Secondo l’Istat, la propensione al risparmio delle famiglie consumatrici (definita dal rapporto tra risparmio lordo delle famiglie consumatrici e reddito disponibile lordo) è stata pari al 10% nel primo trimestre di quest’anno: in aumento dello 0,4% rispetto al primo trimestre del 2013.

Dati confermati anche dal Centro studi Einaudi e da Intesa Sanpaolo, secondo cui quest’anno sono cresciuti coloro che risparmiano pur senza avere un’intenzione precisa di farlo (dal 16,3% al 18,4%) e sono scesi i non risparmiatori (dal 61,1% al 59,2% di quest’anno).

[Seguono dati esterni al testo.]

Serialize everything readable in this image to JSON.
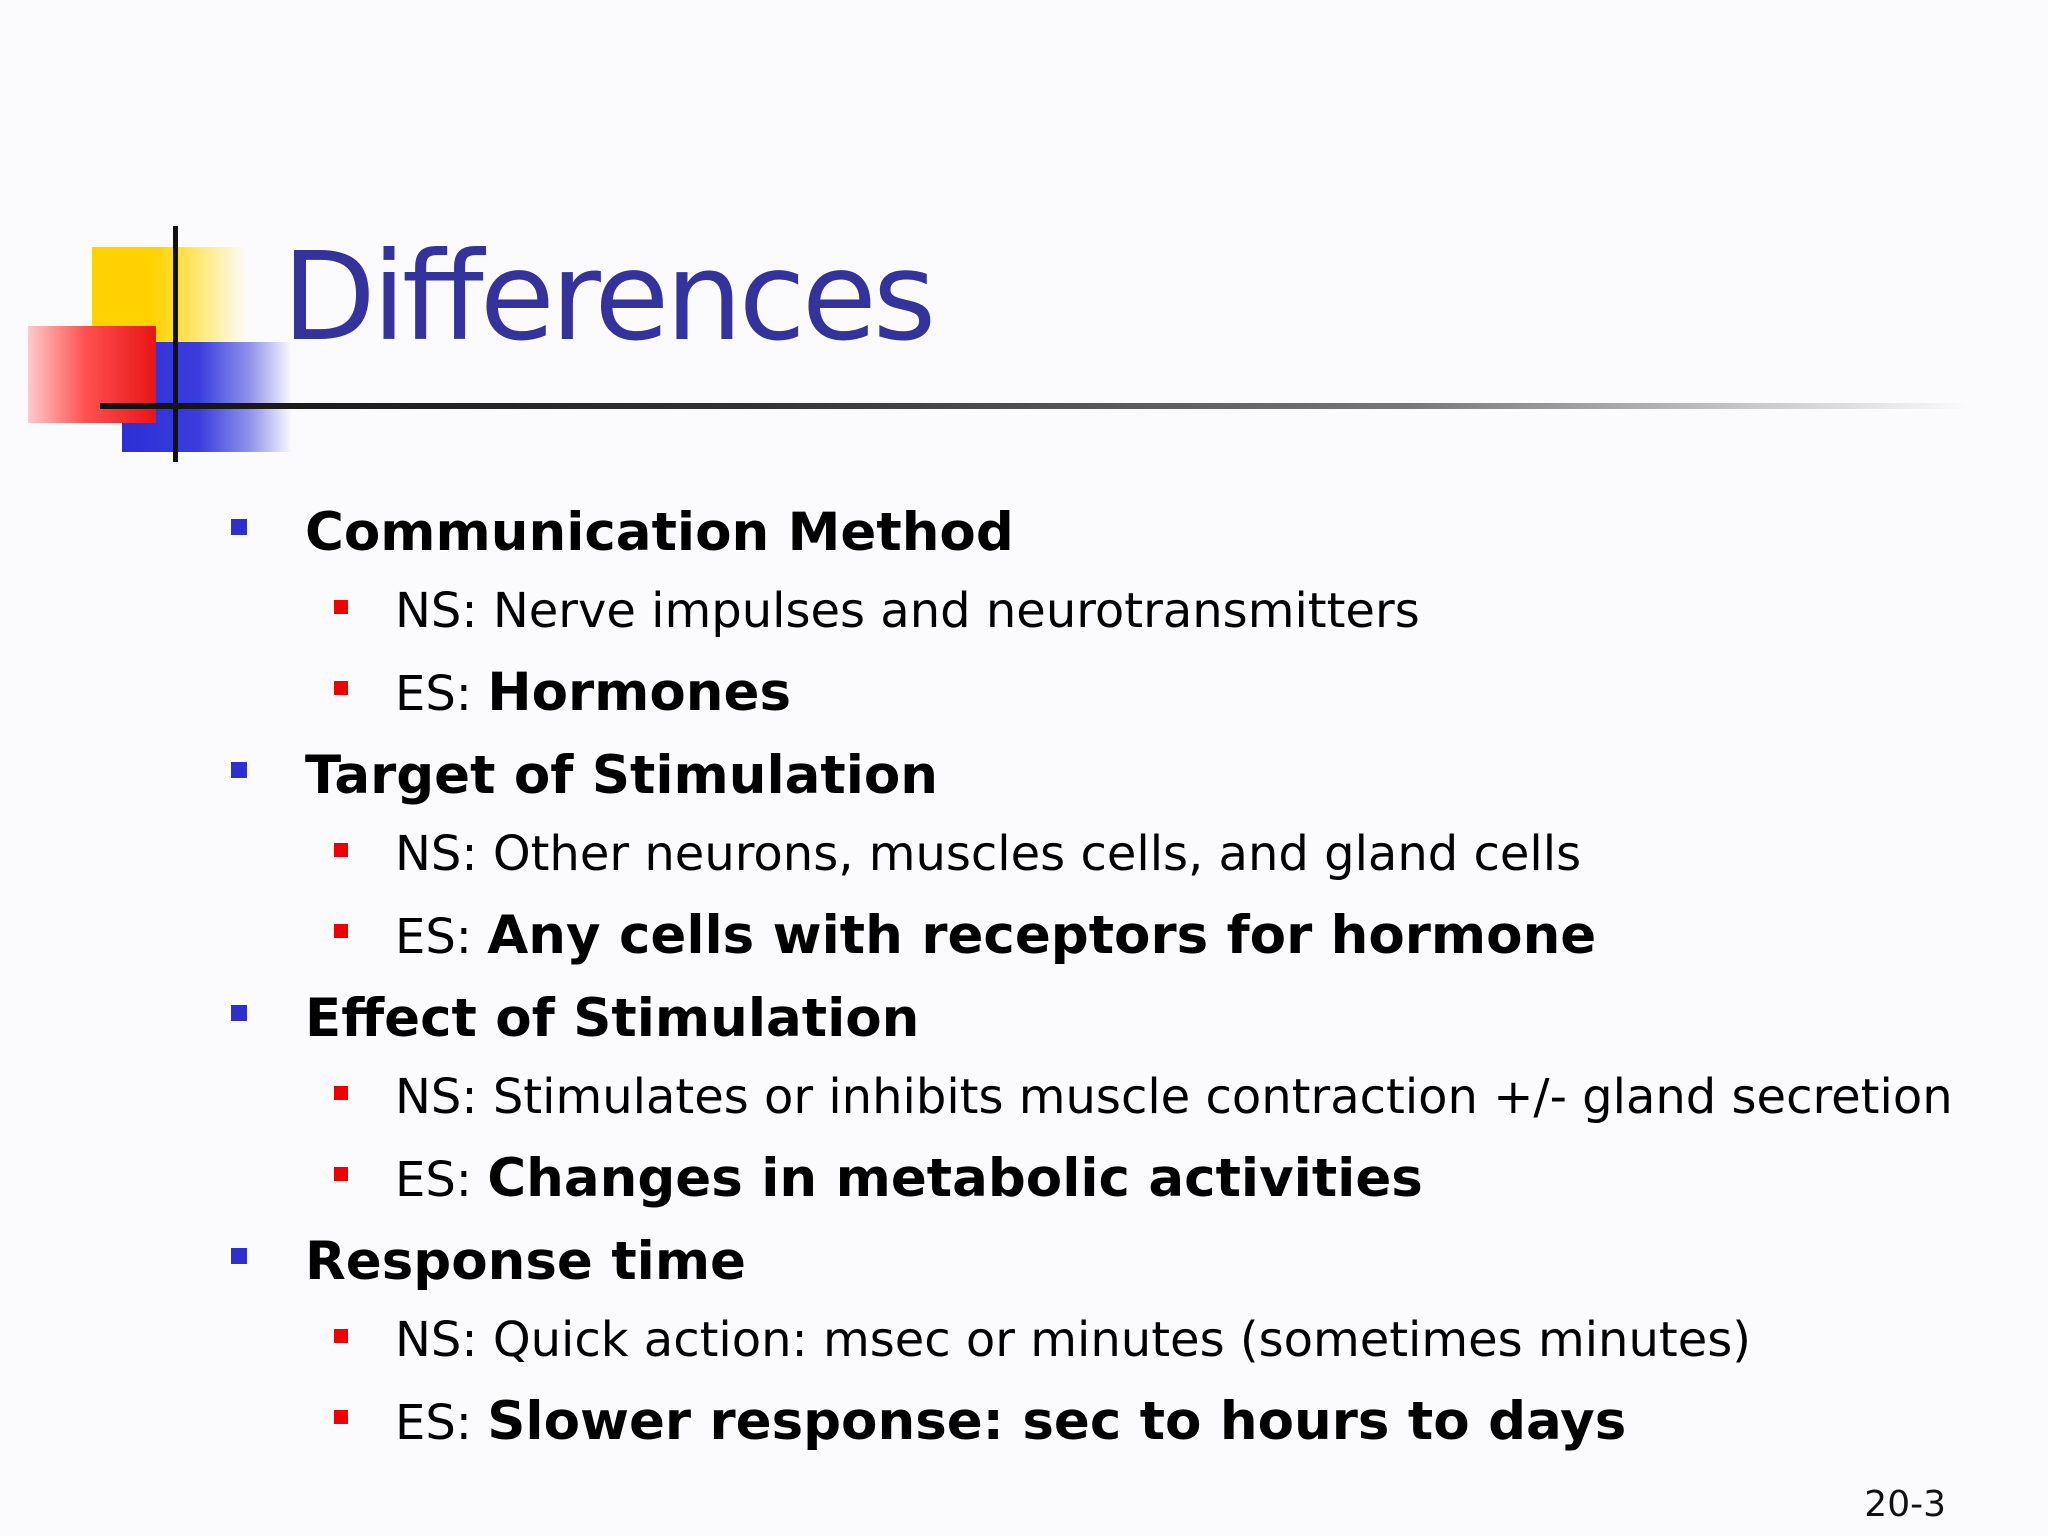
{
  "slide": {
    "title": "Differences",
    "page_number": "20-3",
    "colors": {
      "title": "#33339b",
      "level1_bullet": "#2f2fd0",
      "level2_bullet": "#f00000",
      "logo_yellow": "#ffd200",
      "logo_red": "#e81515",
      "logo_blue": "#2c2fd6"
    },
    "sections": [
      {
        "heading": "Communication Method",
        "items": [
          {
            "prefix": "NS: ",
            "text": "Nerve impulses and neurotransmitters",
            "emphasis": false
          },
          {
            "prefix": "ES: ",
            "text": "Hormones",
            "emphasis": true
          }
        ]
      },
      {
        "heading": "Target of Stimulation",
        "items": [
          {
            "prefix": "NS: ",
            "text": "Other neurons, muscles cells, and gland cells",
            "emphasis": false
          },
          {
            "prefix": "ES: ",
            "text": "Any cells with receptors for hormone",
            "emphasis": true
          }
        ]
      },
      {
        "heading": "Effect of Stimulation",
        "items": [
          {
            "prefix": "NS: ",
            "text": "Stimulates or inhibits muscle contraction +/- gland secretion",
            "emphasis": false
          },
          {
            "prefix": "ES: ",
            "text": "Changes in metabolic activities",
            "emphasis": true
          }
        ]
      },
      {
        "heading": "Response time",
        "items": [
          {
            "prefix": "NS: ",
            "text": "Quick action: msec or minutes (sometimes minutes)",
            "emphasis": false
          },
          {
            "prefix": "ES: ",
            "text": "Slower response: sec to hours to days",
            "emphasis": true
          }
        ]
      }
    ]
  }
}
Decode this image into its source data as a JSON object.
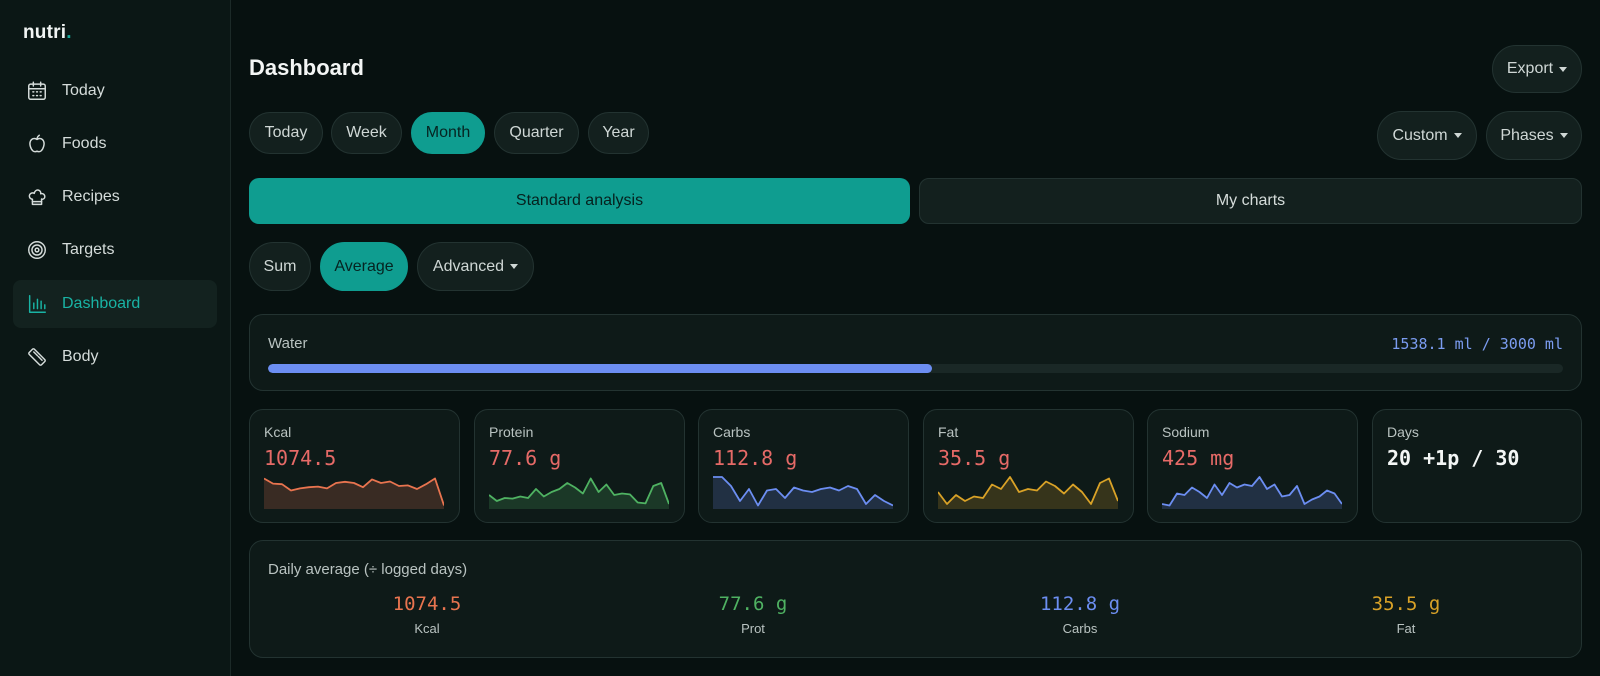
{
  "app": {
    "logo": "nutri",
    "logo_dot": "."
  },
  "sidebar": {
    "items": [
      {
        "label": "Today",
        "icon": "calendar-icon"
      },
      {
        "label": "Foods",
        "icon": "apple-icon"
      },
      {
        "label": "Recipes",
        "icon": "chef-hat-icon"
      },
      {
        "label": "Targets",
        "icon": "target-icon"
      },
      {
        "label": "Dashboard",
        "icon": "bar-chart-icon",
        "active": true
      },
      {
        "label": "Body",
        "icon": "ruler-icon"
      }
    ]
  },
  "header": {
    "title": "Dashboard",
    "export_label": "Export"
  },
  "periods": [
    "Today",
    "Week",
    "Month",
    "Quarter",
    "Year"
  ],
  "active_period": "Month",
  "range": {
    "custom_label": "Custom",
    "phases_label": "Phases"
  },
  "analysis_tabs": {
    "standard": "Standard analysis",
    "charts": "My charts"
  },
  "modes": {
    "sum": "Sum",
    "average": "Average",
    "advanced": "Advanced"
  },
  "water": {
    "label": "Water",
    "value": "1538.1 ml / 3000 ml",
    "fraction": 0.5127,
    "color": "#6c8ef2"
  },
  "stats": [
    {
      "label": "Kcal",
      "value": "1074.5",
      "color": "#e8744f",
      "series": [
        0.95,
        0.78,
        0.76,
        0.55,
        0.62,
        0.66,
        0.68,
        0.62,
        0.8,
        0.84,
        0.8,
        0.66,
        0.92,
        0.8,
        0.85,
        0.7,
        0.72,
        0.6,
        0.76,
        0.95,
        0.05
      ]
    },
    {
      "label": "Protein",
      "value": "77.6 g",
      "color": "#4fb262",
      "series": [
        0.4,
        0.2,
        0.3,
        0.28,
        0.35,
        0.3,
        0.6,
        0.35,
        0.5,
        0.6,
        0.8,
        0.65,
        0.45,
        0.95,
        0.5,
        0.75,
        0.4,
        0.45,
        0.42,
        0.15,
        0.12,
        0.7,
        0.8,
        0.1
      ]
    },
    {
      "label": "Carbs",
      "value": "112.8 g",
      "color": "#6c8ef2",
      "series": [
        1.0,
        1.0,
        0.7,
        0.2,
        0.6,
        0.05,
        0.55,
        0.6,
        0.3,
        0.65,
        0.55,
        0.5,
        0.6,
        0.65,
        0.55,
        0.7,
        0.6,
        0.1,
        0.4,
        0.2,
        0.05
      ]
    },
    {
      "label": "Fat",
      "value": "35.5 g",
      "color": "#d9a227",
      "series": [
        0.5,
        0.1,
        0.4,
        0.2,
        0.35,
        0.3,
        0.75,
        0.6,
        1.0,
        0.5,
        0.6,
        0.55,
        0.85,
        0.7,
        0.45,
        0.75,
        0.5,
        0.1,
        0.8,
        0.95,
        0.2
      ]
    },
    {
      "label": "Sodium",
      "value": "425 mg",
      "color": "#6c8ef2",
      "series": [
        0.1,
        0.05,
        0.45,
        0.4,
        0.65,
        0.5,
        0.3,
        0.75,
        0.4,
        0.8,
        0.65,
        0.75,
        0.7,
        1.0,
        0.6,
        0.75,
        0.35,
        0.4,
        0.7,
        0.1,
        0.25,
        0.35,
        0.55,
        0.45,
        0.1
      ]
    }
  ],
  "days": {
    "label": "Days",
    "value": "20 +1p / 30"
  },
  "daily_average": {
    "title": "Daily average (÷ logged days)",
    "items": [
      {
        "value": "1074.5",
        "label": "Kcal",
        "color": "#e8744f"
      },
      {
        "value": "77.6 g",
        "label": "Prot",
        "color": "#4fb262"
      },
      {
        "value": "112.8 g",
        "label": "Carbs",
        "color": "#6c8ef2"
      },
      {
        "value": "35.5 g",
        "label": "Fat",
        "color": "#d9a227"
      }
    ]
  }
}
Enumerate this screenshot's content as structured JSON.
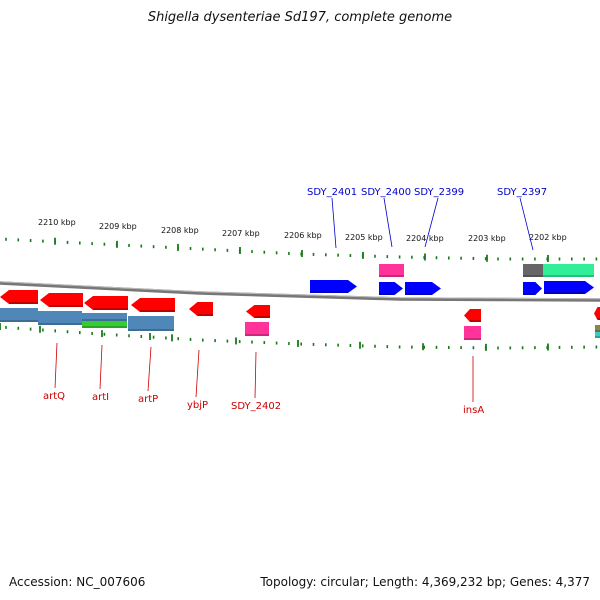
{
  "title": "Shigella dysenteriae Sd197, complete genome",
  "accession": "Accession: NC_007606",
  "summary": "Topology: circular; Length: 4,369,232 bp; Genes: 4,377",
  "colors": {
    "forward_gene": "#0000ff",
    "reverse_gene": "#ff0000",
    "pink_feature": "#ff3399",
    "green_feature": "#33ee99",
    "gray_feature": "#666666",
    "blue_gray_feature": "#4f87b8",
    "lime_feature": "#33cc33",
    "tick": "#1a7a1a",
    "backbone": "#777777",
    "forward_label": "#0000cc",
    "reverse_label": "#cc0000"
  },
  "scale_labels": [
    "2210 kbp",
    "2209 kbp",
    "2208 kbp",
    "2207 kbp",
    "2206 kbp",
    "2205 kbp",
    "2204 kbp",
    "2203 kbp",
    "2202 kbp"
  ],
  "forward_gene_labels": [
    "SDY_2401",
    "SDY_2400",
    "SDY_2399",
    "SDY_2397"
  ],
  "reverse_gene_labels": [
    "artQ",
    "artI",
    "artP",
    "ybjP",
    "SDY_2402",
    "insA"
  ]
}
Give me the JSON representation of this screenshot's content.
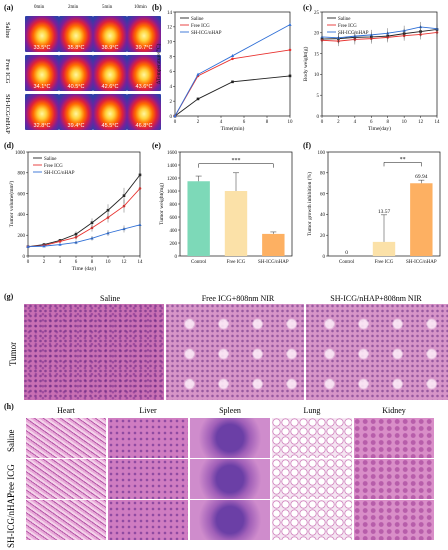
{
  "panel_a": {
    "label": "(a)",
    "time_headers": [
      "0min",
      "2min",
      "5min",
      "10min"
    ],
    "row_labels": [
      "Saline",
      "Free ICG",
      "SH-ICG/nHAP"
    ],
    "temps": [
      [
        "33.5°C",
        "35.8°C",
        "38.9°C",
        "39.7°C"
      ],
      [
        "34.1°C",
        "40.5°C",
        "42.6°C",
        "43.6°C"
      ],
      [
        "32.8°C",
        "39.4°C",
        "45.5°C",
        "46.8°C"
      ]
    ]
  },
  "panel_b": {
    "label": "(b)"
  },
  "panel_c": {
    "label": "(c)"
  },
  "panel_d": {
    "label": "(d)"
  },
  "panel_e": {
    "label": "(e)"
  },
  "panel_f": {
    "label": "(f)"
  },
  "panel_g": {
    "label": "(g)",
    "row_label": "Tumor",
    "col_labels": [
      "Saline",
      "Free ICG+808nm NIR",
      "SH-ICG/nHAP+808nm NIR"
    ]
  },
  "panel_h": {
    "label": "(h)",
    "col_labels": [
      "Heart",
      "Liver",
      "Spleen",
      "Lung",
      "Kidney"
    ],
    "row_labels": [
      "Saline",
      "Free ICG",
      "SH-ICG/nHAP"
    ]
  },
  "colors": {
    "saline": "#222222",
    "free_icg": "#e8322f",
    "sh": "#2f6fd6",
    "bar_saline": "#7dd9b8",
    "bar_free": "#fbe1a8",
    "bar_sh": "#fdb062",
    "he_pink": "#d77fc0"
  },
  "chart_data": [
    {
      "id": "b",
      "type": "line",
      "xlabel": "Time(min)",
      "ylabel": "ΔTemperature(°C)",
      "x": [
        0,
        2,
        5,
        10
      ],
      "xlim": [
        0,
        10
      ],
      "ylim": [
        0,
        14
      ],
      "xticks": [
        0,
        2,
        4,
        6,
        8,
        10
      ],
      "yticks": [
        0,
        2,
        4,
        6,
        8,
        10,
        12,
        14
      ],
      "series": [
        {
          "name": "Saline",
          "values": [
            0,
            2.3,
            4.6,
            5.4
          ]
        },
        {
          "name": "Free ICG",
          "values": [
            0,
            5.4,
            7.7,
            8.9
          ]
        },
        {
          "name": "SH-ICG/nHAP",
          "values": [
            0,
            5.6,
            8.1,
            12.3
          ]
        }
      ]
    },
    {
      "id": "c",
      "type": "line",
      "xlabel": "Time(day)",
      "ylabel": "Body weight(g)",
      "x": [
        0,
        2,
        4,
        6,
        8,
        10,
        12,
        14
      ],
      "xlim": [
        0,
        14
      ],
      "ylim": [
        0,
        25
      ],
      "xticks": [
        0,
        2,
        4,
        6,
        8,
        10,
        12,
        14
      ],
      "yticks": [
        0,
        5,
        10,
        15,
        20,
        25
      ],
      "series": [
        {
          "name": "Saline",
          "values": [
            18.5,
            18.6,
            18.9,
            19.0,
            19.2,
            19.8,
            20.3,
            20.8
          ]
        },
        {
          "name": "Free ICG",
          "values": [
            18.2,
            18.0,
            18.4,
            18.6,
            18.9,
            19.3,
            19.6,
            20.1
          ]
        },
        {
          "name": "SH-ICG/nHAP",
          "values": [
            19.0,
            18.8,
            19.2,
            19.5,
            19.9,
            20.5,
            21.4,
            21.0
          ]
        }
      ]
    },
    {
      "id": "d",
      "type": "line",
      "xlabel": "Time (day)",
      "ylabel": "Tumor volume(mm³)",
      "x": [
        0,
        2,
        4,
        6,
        8,
        10,
        12,
        14
      ],
      "xlim": [
        0,
        14
      ],
      "ylim": [
        0,
        1000
      ],
      "xticks": [
        0,
        2,
        4,
        6,
        8,
        10,
        12,
        14
      ],
      "yticks": [
        0,
        200,
        400,
        600,
        800,
        1000
      ],
      "series": [
        {
          "name": "Saline",
          "values": [
            90,
            110,
            150,
            210,
            320,
            440,
            580,
            780
          ]
        },
        {
          "name": "Free ICG",
          "values": [
            90,
            100,
            140,
            180,
            270,
            370,
            480,
            650
          ]
        },
        {
          "name": "SH-ICG/nHAP",
          "values": [
            90,
            95,
            110,
            130,
            170,
            220,
            260,
            300
          ]
        }
      ]
    },
    {
      "id": "e",
      "type": "bar",
      "ylabel": "Tumor weight(mg)",
      "categories": [
        "Control",
        "Free ICG",
        "SH-ICG/nHAP"
      ],
      "values": [
        1150,
        1000,
        340
      ],
      "errors": [
        80,
        280,
        30
      ],
      "ylim": [
        0,
        1600
      ],
      "yticks": [
        0,
        200,
        400,
        600,
        800,
        1000,
        1200,
        1400,
        1600
      ],
      "annotation": "***"
    },
    {
      "id": "f",
      "type": "bar",
      "ylabel": "Tumor growth inhibition (%)",
      "categories": [
        "Control",
        "Free ICG",
        "SH-ICG/nHAP"
      ],
      "values": [
        0,
        13.57,
        69.94
      ],
      "errors": [
        0,
        26,
        3
      ],
      "data_labels": [
        "0",
        "13.57",
        "69.94"
      ],
      "ylim": [
        0,
        100
      ],
      "yticks": [
        0,
        20,
        40,
        60,
        80,
        100
      ],
      "annotation": "**"
    }
  ]
}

Lo studio riconosce che “due punti percentuali di risparmiatori e lo 0,1% di propensione media in più non sono certo grandi numeri”.

Tuttavia rappresentano “il segnale appunto che lo shock della crisi è stato superato e le famiglie si stanno attrezzando per far fronte ai bisogni di un orizzonte radicalmente mutato in pochi anni”.

Sorge spontaneo chiedersi: allora la crisi è finita?

Il risparmio è sintomo del reddito corrente in miglioramento nel 2014: il 58% lo ritiene sufficiente o più che sufficiente a vivere, contro il 56,9% del 2009. Ma resta molto alta la percentuale di persone che ritiene il proprio reddito appena sufficiente: 32,1%, contro il 31,2% del 2009.